I sent my copy to LuAnn.

388cindydavid4
Nov 5, 2017, 10:00 pm

Just finished The Bear and the Nightingale; The writing is excellent; towards the middle things start falling apart and then they pick up again. Turned out to be a really good read. Sequel coming this month!

389mkunruh
Nov 6, 2017, 11:27 am

A new thread has started -- see What Are You Reading 3.

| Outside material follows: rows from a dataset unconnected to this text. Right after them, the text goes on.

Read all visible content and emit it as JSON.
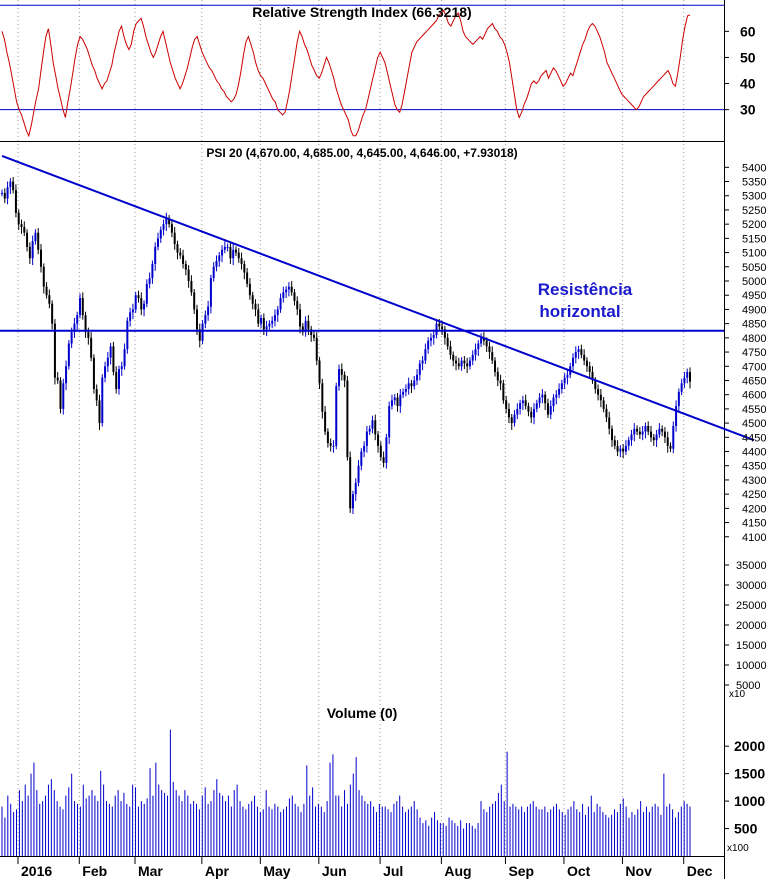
{
  "colors": {
    "rsi_line": "#cc0000",
    "reference_line": "#0000cc",
    "price_up": "#0000cc",
    "price_down": "#000000",
    "volume_bar": "#0000cc",
    "grid": "#999999",
    "text": "#000000"
  },
  "chart_data": [
    {
      "type": "line",
      "title": "Relative Strength Index (66.3218)",
      "ylim": [
        18,
        72
      ],
      "y_ticks": [
        "60",
        "50",
        "40",
        "30"
      ],
      "y_tick_values": [
        60,
        50,
        40,
        30
      ],
      "reference_lines": [
        70,
        30
      ],
      "grid": "vertical dotted at month starts",
      "series": [
        {
          "values": [
            60,
            57,
            52,
            48,
            43,
            38,
            33,
            30,
            28,
            25,
            22,
            20,
            24,
            29,
            34,
            38,
            45,
            52,
            58,
            61,
            55,
            48,
            43,
            38,
            34,
            30,
            27,
            33,
            38,
            44,
            50,
            55,
            58,
            57,
            55,
            53,
            50,
            47,
            45,
            42,
            40,
            38,
            40,
            41,
            44,
            47,
            52,
            56,
            60,
            62,
            58,
            55,
            53,
            55,
            60,
            63,
            64,
            65,
            62,
            58,
            55,
            52,
            50,
            52,
            55,
            58,
            60,
            56,
            52,
            48,
            45,
            42,
            40,
            38,
            40,
            43,
            46,
            50,
            54,
            57,
            58,
            55,
            52,
            50,
            48,
            46,
            45,
            43,
            41,
            40,
            38,
            37,
            35,
            34,
            33,
            34,
            36,
            40,
            45,
            51,
            56,
            58,
            55,
            52,
            48,
            45,
            43,
            42,
            40,
            38,
            36,
            34,
            33,
            30,
            29,
            28,
            29,
            33,
            38,
            44,
            50,
            56,
            60,
            58,
            55,
            53,
            50,
            47,
            45,
            43,
            42,
            44,
            47,
            50,
            48,
            45,
            42,
            38,
            35,
            32,
            30,
            28,
            26,
            22,
            20,
            20,
            22,
            25,
            28,
            30,
            34,
            38,
            42,
            46,
            50,
            52,
            50,
            48,
            44,
            40,
            36,
            32,
            30,
            29,
            32,
            37,
            42,
            47,
            52,
            54,
            56,
            57,
            58,
            59,
            60,
            61,
            62,
            63,
            64,
            66,
            67,
            68,
            66,
            63,
            62,
            64,
            66,
            67,
            64,
            60,
            58,
            57,
            56,
            55,
            56,
            57,
            58,
            57,
            59,
            61,
            62,
            63,
            61,
            60,
            58,
            57,
            55,
            52,
            48,
            42,
            36,
            30,
            27,
            29,
            32,
            34,
            37,
            40,
            41,
            40,
            41,
            43,
            44,
            45,
            42,
            44,
            46,
            45,
            43,
            41,
            39,
            40,
            42,
            44,
            43,
            46,
            49,
            52,
            55,
            57,
            60,
            62,
            63,
            62,
            60,
            58,
            55,
            52,
            48,
            46,
            44,
            42,
            40,
            38,
            36,
            35,
            34,
            33,
            32,
            31,
            30,
            31,
            33,
            35,
            36,
            37,
            38,
            39,
            40,
            41,
            42,
            43,
            44,
            45,
            43,
            40,
            39,
            44,
            50,
            57,
            62,
            66,
            66.3
          ]
        }
      ]
    },
    {
      "type": "candlestick",
      "title": "PSI 20 (4,670.00, 4,685.00, 4,645.00, 4,646.00, +7.93018)",
      "ylim": [
        4050,
        5475
      ],
      "y_ticks": [
        "5400",
        "5350",
        "5300",
        "5250",
        "5200",
        "5150",
        "5100",
        "5050",
        "5000",
        "4950",
        "4900",
        "4850",
        "4800",
        "4750",
        "4700",
        "4650",
        "4600",
        "4550",
        "4500",
        "4450",
        "4400",
        "4350",
        "4300",
        "4250",
        "4200",
        "4150",
        "4100"
      ],
      "y_tick_values": [
        5400,
        5350,
        5300,
        5250,
        5200,
        5150,
        5100,
        5050,
        5000,
        4950,
        4900,
        4850,
        4800,
        4750,
        4700,
        4650,
        4600,
        4550,
        4500,
        4450,
        4400,
        4350,
        4300,
        4250,
        4200,
        4150,
        4100
      ],
      "annotation_lines": {
        "horizontal_resistance": 4825,
        "descending_trendline": [
          [
            0,
            5440
          ],
          [
            270,
            4440
          ]
        ]
      },
      "annotation_text": [
        "Resistência",
        "horizontal"
      ],
      "x_ticks": [
        "2016",
        "Feb",
        "Mar",
        "Apr",
        "May",
        "Jun",
        "Jul",
        "Aug",
        "Sep",
        "Oct",
        "Nov",
        "Dec"
      ],
      "x_tick_index": [
        0,
        22,
        42,
        66,
        87,
        108,
        130,
        152,
        175,
        196,
        217,
        239
      ],
      "close": [
        5310,
        5290,
        5330,
        5350,
        5320,
        5240,
        5200,
        5190,
        5170,
        5120,
        5080,
        5140,
        5170,
        5110,
        5050,
        4980,
        4950,
        4920,
        4850,
        4660,
        4650,
        4550,
        4640,
        4700,
        4780,
        4820,
        4850,
        4880,
        4940,
        4880,
        4820,
        4800,
        4730,
        4620,
        4580,
        4500,
        4660,
        4700,
        4730,
        4770,
        4680,
        4620,
        4690,
        4700,
        4760,
        4860,
        4890,
        4900,
        4950,
        4940,
        4900,
        4920,
        4990,
        5010,
        5060,
        5120,
        5150,
        5180,
        5200,
        5220,
        5200,
        5170,
        5130,
        5100,
        5090,
        5060,
        5040,
        5000,
        4960,
        4900,
        4830,
        4790,
        4850,
        4880,
        4910,
        5010,
        5050,
        5070,
        5090,
        5110,
        5120,
        5120,
        5080,
        5110,
        5100,
        5080,
        5060,
        5030,
        4990,
        4950,
        4920,
        4900,
        4850,
        4870,
        4830,
        4840,
        4850,
        4860,
        4880,
        4900,
        4940,
        4960,
        4970,
        4980,
        4960,
        4930,
        4900,
        4840,
        4820,
        4860,
        4830,
        4810,
        4800,
        4720,
        4640,
        4540,
        4470,
        4430,
        4420,
        4420,
        4630,
        4690,
        4670,
        4650,
        4380,
        4200,
        4250,
        4290,
        4350,
        4400,
        4420,
        4470,
        4480,
        4510,
        4460,
        4420,
        4380,
        4360,
        4450,
        4560,
        4580,
        4590,
        4560,
        4600,
        4610,
        4620,
        4640,
        4630,
        4650,
        4670,
        4710,
        4720,
        4760,
        4790,
        4800,
        4810,
        4850,
        4840,
        4830,
        4800,
        4770,
        4740,
        4720,
        4710,
        4700,
        4720,
        4710,
        4700,
        4720,
        4740,
        4760,
        4780,
        4800,
        4790,
        4770,
        4750,
        4720,
        4680,
        4650,
        4640,
        4580,
        4550,
        4520,
        4500,
        4530,
        4550,
        4570,
        4580,
        4560,
        4540,
        4520,
        4550,
        4570,
        4590,
        4600,
        4570,
        4530,
        4560,
        4590,
        4600,
        4620,
        4640,
        4660,
        4670,
        4700,
        4730,
        4750,
        4760,
        4740,
        4720,
        4700,
        4680,
        4650,
        4620,
        4600,
        4580,
        4550,
        4520,
        4480,
        4440,
        4420,
        4400,
        4410,
        4400,
        4420,
        4440,
        4460,
        4480,
        4470,
        4460,
        4470,
        4490,
        4470,
        4450,
        4440,
        4460,
        4480,
        4470,
        4450,
        4420,
        4410,
        4490,
        4560,
        4610,
        4640,
        4660,
        4680,
        4646
      ]
    },
    {
      "type": "bar",
      "title": "Volume (0)",
      "ylim": [
        0,
        2750
      ],
      "y_ticks": [
        "2000",
        "1500",
        "1000",
        "500"
      ],
      "y_tick_values": [
        2000,
        1500,
        1000,
        500
      ],
      "y_multiplier_label": "x100",
      "values": [
        900,
        700,
        1100,
        950,
        800,
        850,
        1200,
        1000,
        1300,
        1100,
        1500,
        1700,
        1200,
        950,
        1000,
        1100,
        1300,
        1400,
        1200,
        1000,
        900,
        850,
        1100,
        1250,
        1500,
        1000,
        950,
        900,
        1300,
        1050,
        1100,
        1200,
        1100,
        1000,
        1550,
        1300,
        1000,
        950,
        900,
        1100,
        1200,
        1000,
        1150,
        950,
        900,
        1300,
        1250,
        900,
        1000,
        950,
        1050,
        1600,
        1100,
        1700,
        1300,
        1200,
        1150,
        1100,
        2300,
        1350,
        1200,
        1100,
        1000,
        1200,
        1100,
        950,
        1000,
        950,
        850,
        1100,
        1250,
        950,
        1000,
        1200,
        1400,
        1150,
        1100,
        1000,
        1100,
        900,
        1200,
        1300,
        1000,
        900,
        850,
        950,
        1000,
        1100,
        900,
        800,
        850,
        1200,
        900,
        850,
        950,
        900,
        800,
        850,
        900,
        1050,
        1100,
        950,
        900,
        800,
        950,
        1650,
        1100,
        1250,
        900,
        950,
        900,
        800,
        1000,
        1700,
        1850,
        1100,
        1100,
        900,
        1200,
        950,
        1300,
        1500,
        1800,
        1200,
        1100,
        1000,
        950,
        1000,
        900,
        800,
        950,
        900,
        900,
        850,
        800,
        950,
        1000,
        1100,
        900,
        800,
        850,
        900,
        1000,
        850,
        700,
        600,
        650,
        550,
        700,
        800,
        650,
        600,
        600,
        550,
        700,
        650,
        600,
        550,
        650,
        500,
        600,
        600,
        550,
        500,
        600,
        1000,
        850,
        800,
        900,
        950,
        1000,
        1150,
        1300,
        1000,
        1900,
        900,
        950,
        900,
        850,
        900,
        800,
        900,
        950,
        1000,
        900,
        850,
        850,
        900,
        800,
        850,
        900,
        950,
        850,
        800,
        750,
        850,
        900,
        1000,
        850,
        800,
        950,
        750,
        900,
        1100,
        800,
        950,
        900,
        800,
        750,
        700,
        750,
        850,
        800,
        950,
        1050,
        900,
        700,
        800,
        750,
        850,
        1000,
        800,
        900,
        800,
        900,
        950,
        900,
        750,
        1500,
        900,
        950,
        850,
        700,
        800,
        900,
        1000,
        950,
        900
      ]
    },
    {
      "type": "line",
      "ylim": [
        0,
        40000
      ],
      "y_ticks": [
        "35000",
        "30000",
        "25000",
        "20000",
        "15000",
        "10000",
        "5000"
      ],
      "y_tick_values": [
        35000,
        30000,
        25000,
        20000,
        15000,
        10000,
        5000
      ],
      "y_multiplier_label": "x10",
      "series": []
    }
  ]
}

I hit the "jump to the bottom" arrow far too many times before I realized that it was a brand new thread and there were only 4 posts . . .

390Pat_D
Edited: Nov 7, 2017, 5:16 am

I have the group page bookmarked and got into the habit of only clicking the middle column "Unread" of starred topics. That initial click takes me to the last unread message in that topic, but following links in messages and/or going back and forth between topics was a drag in long threads. Is that new, Miriam? I don't remember seeing that when Nikki moved us to #2. If y'all are more comfortable with the longer threads, I'm sure we could get TPTB to combine/delete.

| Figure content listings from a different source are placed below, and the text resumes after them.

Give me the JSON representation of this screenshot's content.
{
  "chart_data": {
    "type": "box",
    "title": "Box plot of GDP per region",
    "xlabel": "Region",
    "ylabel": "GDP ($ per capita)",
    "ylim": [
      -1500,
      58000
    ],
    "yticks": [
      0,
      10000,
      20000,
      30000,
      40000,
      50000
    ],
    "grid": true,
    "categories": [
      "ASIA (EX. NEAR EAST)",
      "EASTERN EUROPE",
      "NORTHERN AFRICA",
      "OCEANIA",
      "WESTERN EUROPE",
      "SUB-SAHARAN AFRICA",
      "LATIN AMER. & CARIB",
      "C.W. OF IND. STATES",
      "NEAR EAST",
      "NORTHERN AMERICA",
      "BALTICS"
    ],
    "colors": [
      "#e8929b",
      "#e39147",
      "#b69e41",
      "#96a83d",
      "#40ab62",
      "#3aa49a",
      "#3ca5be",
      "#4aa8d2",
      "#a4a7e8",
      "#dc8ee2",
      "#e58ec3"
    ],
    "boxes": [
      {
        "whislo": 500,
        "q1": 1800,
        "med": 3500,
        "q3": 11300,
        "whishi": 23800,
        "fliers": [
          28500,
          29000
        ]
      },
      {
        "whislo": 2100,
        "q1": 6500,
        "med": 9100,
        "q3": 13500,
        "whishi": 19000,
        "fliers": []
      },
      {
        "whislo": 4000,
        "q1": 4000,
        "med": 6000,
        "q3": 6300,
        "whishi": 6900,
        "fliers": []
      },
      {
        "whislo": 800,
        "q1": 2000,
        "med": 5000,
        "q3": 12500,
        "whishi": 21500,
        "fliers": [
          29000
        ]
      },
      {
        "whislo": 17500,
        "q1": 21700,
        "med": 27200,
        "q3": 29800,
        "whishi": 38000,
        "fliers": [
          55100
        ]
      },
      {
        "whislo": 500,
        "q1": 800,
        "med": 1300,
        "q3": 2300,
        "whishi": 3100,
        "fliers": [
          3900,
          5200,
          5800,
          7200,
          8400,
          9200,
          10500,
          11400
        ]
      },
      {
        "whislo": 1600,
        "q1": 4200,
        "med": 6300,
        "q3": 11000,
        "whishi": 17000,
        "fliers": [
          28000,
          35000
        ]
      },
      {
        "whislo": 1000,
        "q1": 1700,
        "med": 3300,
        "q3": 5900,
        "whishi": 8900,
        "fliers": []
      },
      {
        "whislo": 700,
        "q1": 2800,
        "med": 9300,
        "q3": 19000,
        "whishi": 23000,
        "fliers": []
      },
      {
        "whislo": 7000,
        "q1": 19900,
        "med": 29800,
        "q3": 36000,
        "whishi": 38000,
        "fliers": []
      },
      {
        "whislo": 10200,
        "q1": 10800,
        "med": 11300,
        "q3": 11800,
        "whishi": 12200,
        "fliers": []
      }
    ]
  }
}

Does anyone know what happens when the "Continue This Topic in Another Topic" link underneath this "Add a Message" field is clicked?

391southernbooklady
Nov 7, 2017, 8:27 am

>394 LolaWalser: The "Continue this topic in another topic" link creates a new (blank) topic you can name whatever you like, but it will be linked to the previous thread at the top. It's been a feature in LT's talk for years -- it was put in place because LT does not paginate its talk threads, and very long threads create slow load times for people. So it is a kind of workaround for pagination.

392Pat_D
Nov 8, 2017, 9:45 am

No, I was asking if the "Jump to Bottom" link was new. I've been aware of the "Continue this topic" link for a while but didn't understand its use. So, basically, we should use the latter when carrying over an unwieldy thread rather than use the "Create a New Topic" link? Thanks for the info, Niki.

393southernbooklady
Nov 8, 2017, 10:36 am

"Jump to first unread" has also been around for a long time. I'm not sure what it does if there are no unread posts in the topic, though.

394LolaWalser
Edited: Nov 8, 2017, 10:50 am

>397 mkunruh:

EDIT: ack, sorry, misread.

EDIT 2: Wait, what "jump to first unread", there's only "jump to the bottom" on top of the threads? The latter takes you to the bottom every time, regardless of read/unread status.

395southernbooklady
Nov 8, 2017, 11:05 am

Here's what I see when I have unread messages in a thread. If there are no unread messages, it changes to "Jump to bottom"

396LolaWalser
Nov 8, 2017, 11:07 am

>399

Yes, just remembered. So that's the answer--when there are no unread, you can jump to the last message.

397mkunruh
Edited: Nov 8, 2017, 11:37 am

Ignore. I posted in the wrong thread.